Gideon shook his head shortly. “The door was
open. I didn’t have to break anything.”

Leonie said, “I’m not sure if I want to get
used to you reading my mind.”

“It was as plain as the nose on your face,”
he said sincerely. “And I wasn’t sure if you’d let me in if I had
knocked. You should be more aware of security. Your whole house is
one big invitation to thieves.” There was a slight pause and then,
“And other people.”

Understanding flooded through Leonie. Elan’s
words of the past Saturday came back to her. He had seen someone
around her house on his way to see her. “You’re the man Elan saw
near the house. You followed me to Dallas a few days ago. You
called me on the phone that night, trying to make me think of
Whitechapel, deliberately scaring me.” A choked laugh forced itself
out of her throat. “Dacey was right. You
are
stalking
me.”

Gideon sighed raggedly. “It looks like that,
doesn’t it? And when you figure out who I am, you’ll think she was
right. I don’t know what this thing is between us. I wish to God
sometimes it wasn’t so. I could ‘hear’ what you were thinking, like
a radio had been turned on inside my head and you were all but
oblivious to me. For a while I thought I must be going insane. But
you couldn’t see that you were in danger.” He hesitated and his
voice became uneven. “I was trying to look out for you.”

“Danger?” she repeated. Gideon didn’t move.
He shifted on his feet a little, his arms hanging at his sides, his
fingers twitched on one hand as if he longed to be doing something
else, longed to be somewhere else. “From who? You?”

“I don’t know,” Gideon said. “You’ve said it
yourself. It doesn’t work like that. Things don’t get presented to
you on a silver platter. All rolled up with a scarlet ribbon tied
around it in a bow. It’s just that someone is so interested in you,
and me, as well, that he’s circling you like a hawk on the breeze,
waiting for just the right moment. There’s a dozen people around
you that could be interested that way, and I’m not even really sure
it’s a man.”

Leonie was confused. Gideon spoke like a
member of the family, although he hadn’t made a reference to them.
He spoke as though he’d known her for years. Clearly he knew
something, he was speaking to her telepathically, but what his
intent was eluded her. She needed to know, but trusting him to tell
her the truth came hard.

“Trust,” Gideon muttered. “It’s a matter of
trust. You don’t know me.

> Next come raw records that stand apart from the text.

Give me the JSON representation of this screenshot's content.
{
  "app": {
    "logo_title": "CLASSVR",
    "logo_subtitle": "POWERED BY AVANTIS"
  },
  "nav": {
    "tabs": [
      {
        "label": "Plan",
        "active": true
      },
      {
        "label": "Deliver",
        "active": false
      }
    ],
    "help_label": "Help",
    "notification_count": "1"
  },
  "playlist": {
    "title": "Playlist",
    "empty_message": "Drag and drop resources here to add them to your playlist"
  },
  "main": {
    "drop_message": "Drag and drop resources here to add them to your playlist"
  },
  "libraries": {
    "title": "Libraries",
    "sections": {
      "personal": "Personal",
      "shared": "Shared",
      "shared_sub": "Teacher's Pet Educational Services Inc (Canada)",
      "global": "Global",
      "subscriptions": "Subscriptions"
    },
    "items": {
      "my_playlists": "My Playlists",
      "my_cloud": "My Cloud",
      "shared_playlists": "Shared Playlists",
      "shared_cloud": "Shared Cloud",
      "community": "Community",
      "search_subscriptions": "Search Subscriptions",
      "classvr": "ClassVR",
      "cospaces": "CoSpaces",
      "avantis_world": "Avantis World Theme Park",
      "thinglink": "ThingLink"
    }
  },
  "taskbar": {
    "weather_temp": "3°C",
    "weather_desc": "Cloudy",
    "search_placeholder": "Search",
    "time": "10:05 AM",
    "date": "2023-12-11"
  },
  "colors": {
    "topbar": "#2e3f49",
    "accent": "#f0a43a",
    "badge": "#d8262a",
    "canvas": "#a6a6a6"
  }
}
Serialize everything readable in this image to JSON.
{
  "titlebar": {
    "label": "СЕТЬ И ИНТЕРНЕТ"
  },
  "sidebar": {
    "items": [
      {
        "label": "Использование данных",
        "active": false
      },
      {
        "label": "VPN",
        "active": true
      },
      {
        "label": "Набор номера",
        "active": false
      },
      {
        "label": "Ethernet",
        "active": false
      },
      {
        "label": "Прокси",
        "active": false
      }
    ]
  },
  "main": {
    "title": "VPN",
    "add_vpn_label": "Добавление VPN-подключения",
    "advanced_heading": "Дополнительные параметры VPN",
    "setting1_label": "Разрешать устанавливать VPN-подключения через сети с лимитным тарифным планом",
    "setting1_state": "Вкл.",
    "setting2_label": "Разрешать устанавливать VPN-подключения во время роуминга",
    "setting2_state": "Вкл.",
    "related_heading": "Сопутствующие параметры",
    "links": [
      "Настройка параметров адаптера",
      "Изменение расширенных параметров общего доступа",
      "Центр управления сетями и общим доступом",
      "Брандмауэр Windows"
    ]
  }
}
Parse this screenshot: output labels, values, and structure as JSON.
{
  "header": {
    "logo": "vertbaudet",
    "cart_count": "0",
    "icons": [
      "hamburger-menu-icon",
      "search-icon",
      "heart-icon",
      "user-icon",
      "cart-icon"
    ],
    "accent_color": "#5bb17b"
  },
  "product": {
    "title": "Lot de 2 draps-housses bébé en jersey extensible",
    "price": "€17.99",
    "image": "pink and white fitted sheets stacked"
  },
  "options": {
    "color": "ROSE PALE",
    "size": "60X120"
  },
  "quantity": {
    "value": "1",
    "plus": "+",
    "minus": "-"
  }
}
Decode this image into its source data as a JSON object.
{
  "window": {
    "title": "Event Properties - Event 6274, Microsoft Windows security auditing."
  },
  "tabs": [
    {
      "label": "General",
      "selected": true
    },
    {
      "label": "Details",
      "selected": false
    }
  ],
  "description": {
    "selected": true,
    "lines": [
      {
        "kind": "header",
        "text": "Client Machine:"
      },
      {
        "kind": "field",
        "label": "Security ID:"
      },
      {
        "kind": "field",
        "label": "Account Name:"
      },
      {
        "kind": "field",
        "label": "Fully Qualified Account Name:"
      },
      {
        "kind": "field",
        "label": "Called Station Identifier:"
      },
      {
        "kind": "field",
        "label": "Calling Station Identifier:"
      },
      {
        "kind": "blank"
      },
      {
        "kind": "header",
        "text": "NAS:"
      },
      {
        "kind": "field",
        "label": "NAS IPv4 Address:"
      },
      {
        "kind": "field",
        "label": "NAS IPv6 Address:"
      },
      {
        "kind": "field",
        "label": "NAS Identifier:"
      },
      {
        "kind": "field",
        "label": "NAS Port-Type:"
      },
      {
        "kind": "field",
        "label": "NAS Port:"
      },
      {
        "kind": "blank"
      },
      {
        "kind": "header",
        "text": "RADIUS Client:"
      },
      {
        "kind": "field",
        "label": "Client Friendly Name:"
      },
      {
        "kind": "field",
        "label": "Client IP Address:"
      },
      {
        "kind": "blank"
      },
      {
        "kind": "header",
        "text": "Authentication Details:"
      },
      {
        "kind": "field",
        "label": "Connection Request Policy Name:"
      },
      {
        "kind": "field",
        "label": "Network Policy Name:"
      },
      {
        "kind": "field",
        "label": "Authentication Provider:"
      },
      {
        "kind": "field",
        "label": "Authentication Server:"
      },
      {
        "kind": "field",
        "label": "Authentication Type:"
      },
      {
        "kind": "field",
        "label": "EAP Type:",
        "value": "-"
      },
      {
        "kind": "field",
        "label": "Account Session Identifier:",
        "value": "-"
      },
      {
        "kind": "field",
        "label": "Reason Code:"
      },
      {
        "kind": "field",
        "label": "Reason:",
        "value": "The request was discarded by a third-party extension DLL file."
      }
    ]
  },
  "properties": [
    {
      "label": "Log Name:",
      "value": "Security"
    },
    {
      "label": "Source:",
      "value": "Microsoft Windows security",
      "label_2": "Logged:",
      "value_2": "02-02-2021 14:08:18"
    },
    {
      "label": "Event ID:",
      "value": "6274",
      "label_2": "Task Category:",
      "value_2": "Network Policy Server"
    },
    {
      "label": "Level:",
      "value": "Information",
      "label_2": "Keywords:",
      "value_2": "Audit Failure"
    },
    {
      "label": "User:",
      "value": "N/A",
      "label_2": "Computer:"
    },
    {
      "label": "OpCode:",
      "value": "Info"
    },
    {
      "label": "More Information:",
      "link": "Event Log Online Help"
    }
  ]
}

You see me in the Gingerbread House
sometimes, staring at you like I’ve never seen a woman before. You
saw me in the park after you found Olga. In the parking lot at the
County Building in Dallas, too. I must seem like a big
whack-job.”

“I said it myself?” Leonie was trying to
comprehend his words. “You heard me say that to someone? To Scott
Haskell? I think he was the only one I said that to and to the
forensics specialist at the morgue. What did you do, follow me
inside the building?”

Gideon shifted again and his eyes flitted
over the room. He could see this wasn’t going the way he’d planned.
He wanted Leonie to find Keefe. He thought honesty would be the
best approach. But in his haste to reach her, he hadn’t thought
about how ludicrous it all sounded. He seemed like the biggest
lunatic imaginable. He wasn’t just infatuated with Leonie; he was
ostensibly obsessed with her. He had followed her around the city
when she’d been doing daily errands. He had investigated her
boyfriend, Elan Carter, to see if there was any dirt on him, and
found nothing. He had looked over her house while she’d been at
work to see if he could somehow persuade her to get better
security. He thought about her almost every waking moment and up
until this point in time he hadn’t been sure what he could do to
protect her. “I need you to believe me,” he pleaded suddenly. “My
nephew’s been kidnapped by that same bastard who took Olga. It has
something to do with you in particular, me as an adjunct.”

Leonie couldn’t prevent herself. Gideon’s
abrupt shift of mood made her take a step back. His eyes narrowed
at the action and his face twisted with something she likened to
pain. “His name is Keefe,” she said. “He likes dinosaurs and Tonka
trucks.”

“Was there another riddle?” One of his hands
touched his head. “It’s like it’s right there in your head. I know
that you’re thinking of it and it frightens you.”

“Another riddle?” The words escaped from her
lips like a faint gray bit of fog blowing up from a black bayou.
The words appeared in Leonie’s mind helplessly and she even had the
answer now. The bits of blood smeared the bottom of the paper in
her mind and began to dribble down in great crimson torrents.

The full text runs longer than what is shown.